Legume research and cultivar development are important for sustainable food production, especially of high-protein seed. Thanks to the development of deep-sequencing technologies, crop species have been taken to the front line, even without completion of their genome sequences. Black-eyed pea (Vigna unguiculata) is a legume species widely grown in semi-arid regions, which has high potential to provide stable seed protein production in a broad range of environments, including drought conditions. The black-eyed pea reference genotype has been used to generate a gene expression atlas of the major plant tissues (i.e. leaf, root, stem, flower, pod and seed), with a developmental time-series for pods and seeds. From these various organs, 27 cDNA libraries were generated and sequenced, resulting in more than one billion reads. Following filtering, these reads were de novo assembled into 36,529 transcript sequences that were annotated and quantified across the different tissues. A set of 24,866 unique transcript sequences, called unigenes, was identified. All the information related to transcript identification, annotation and quantification were stored into a gene expression atlas webserver, providing a user-friendly interface and necessary tools to analyse transcript expression in black-eyed pea organs and to compare data with other legume species.
Heatmap of tissue-specific and preferentially expressed genes in Blackeyed pea.
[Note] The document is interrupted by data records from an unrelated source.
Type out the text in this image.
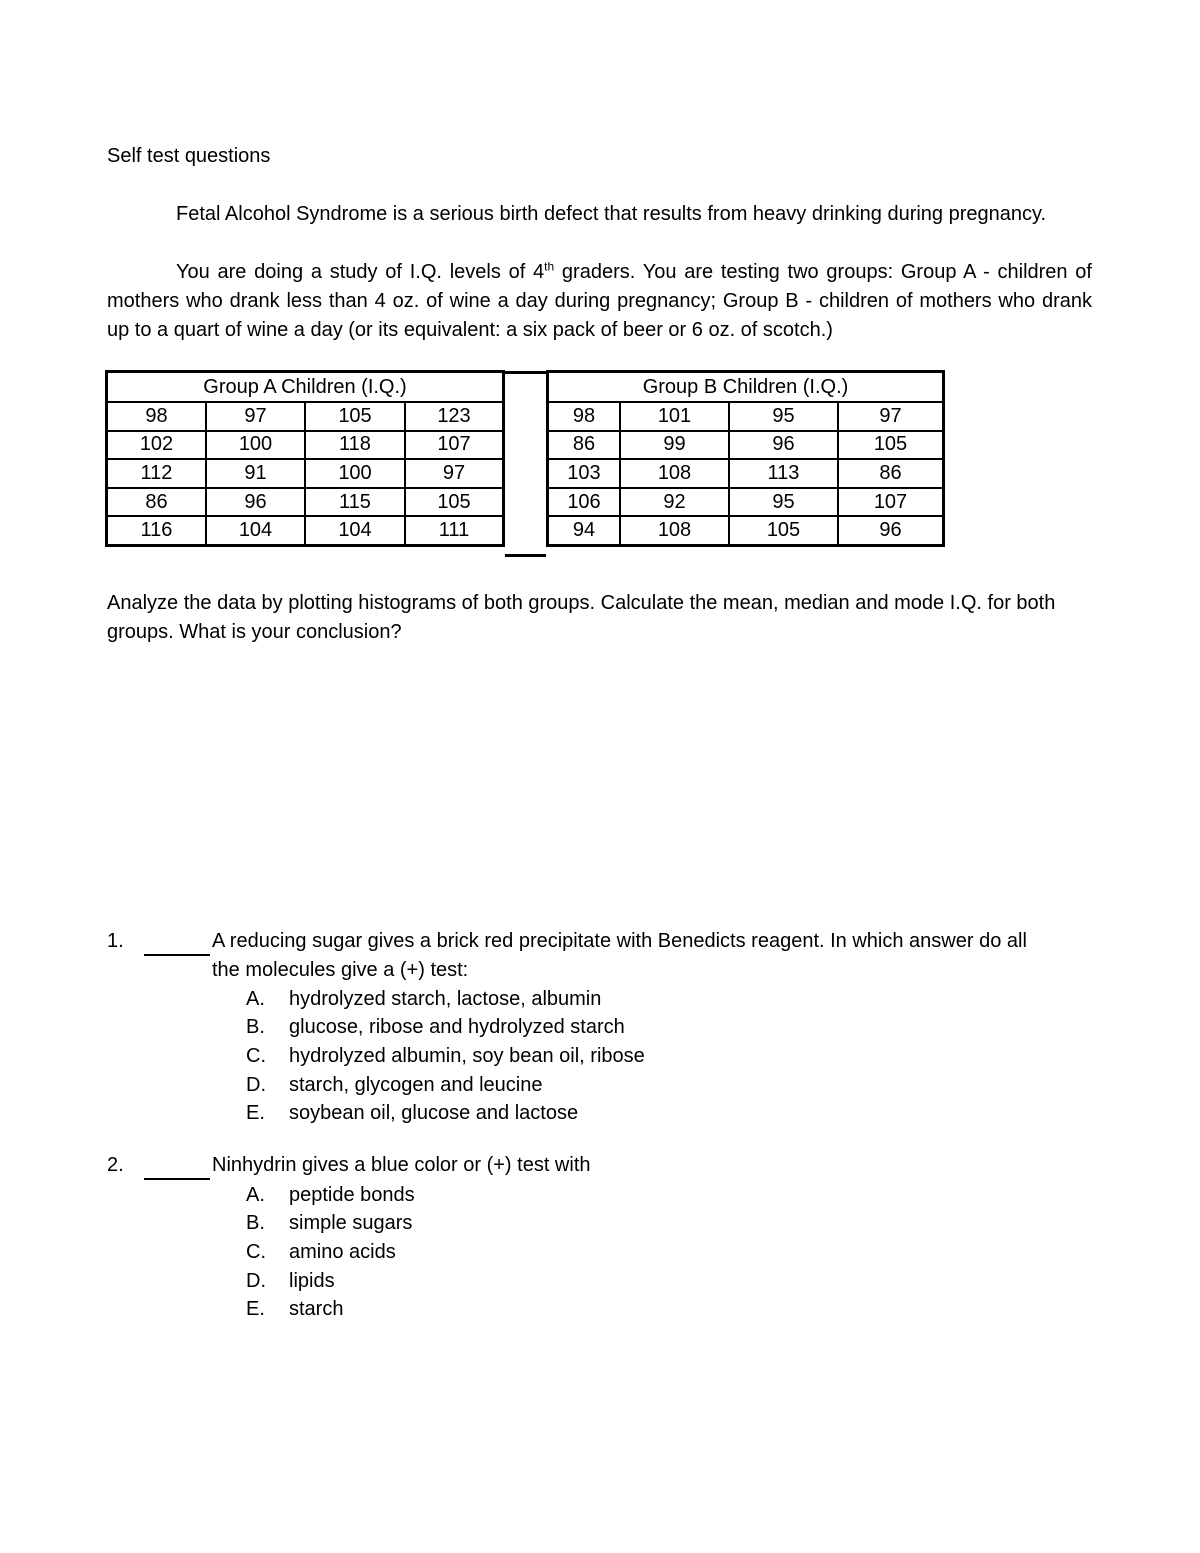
Self test questions
Fetal Alcohol Syndrome is a serious birth defect that results from heavy drinking during pregnancy.
You are doing a study of I.Q. levels of 4th graders. You are testing two groups: Group A - children of mothers who drank less than 4 oz. of wine a day during pregnancy; Group B - children of mothers who drank up to a quart of wine a day (or its equivalent: a six pack of beer or 6 oz. of scotch.)
Group A Children (I.Q.)			
98	97	105	123
102	100	118	107
112	91	100	97
86	96	115	105
116	104	104	111
Group B Children (I.Q.)			
98	101	95	97
86	99	96	105
103	108	113	86
106	92	95	107
94	108	105	96
Analyze the data by plotting histograms of both groups. Calculate the mean, median and mode I.Q. for both groups. What is your conclusion?
1.	A reducing sugar gives a brick red precipitate with Benedicts reagent. In which answer do all
the molecules give a (+) test:
A. hydrolyzed starch, lactose, albumin
B. glucose, ribose and hydrolyzed starch
C. hydrolyzed albumin, soy bean oil, ribose
D. starch, glycogen and leucine
E. soybean oil, glucose and lactose
2.	Ninhydrin gives a blue color or (+) test with
A. peptide bonds
B. simple sugars
C. amino acids
D. lipids
E. starch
The color scale indicates the z-score associated with all the Black-eyed pea transcripts preferentially or specifically expressed in a particular organ.
Using this gene expression atlas, researchers at the Chinese Academy of Sciences inferred details of molecular processes that are active during seed development, and identified key putative regulators of seed maturation. Additionally, they found evidence for conservation of regulatory mechanisms involving miRNA in plant tissues subjected to drought and seeds undergoing desiccation.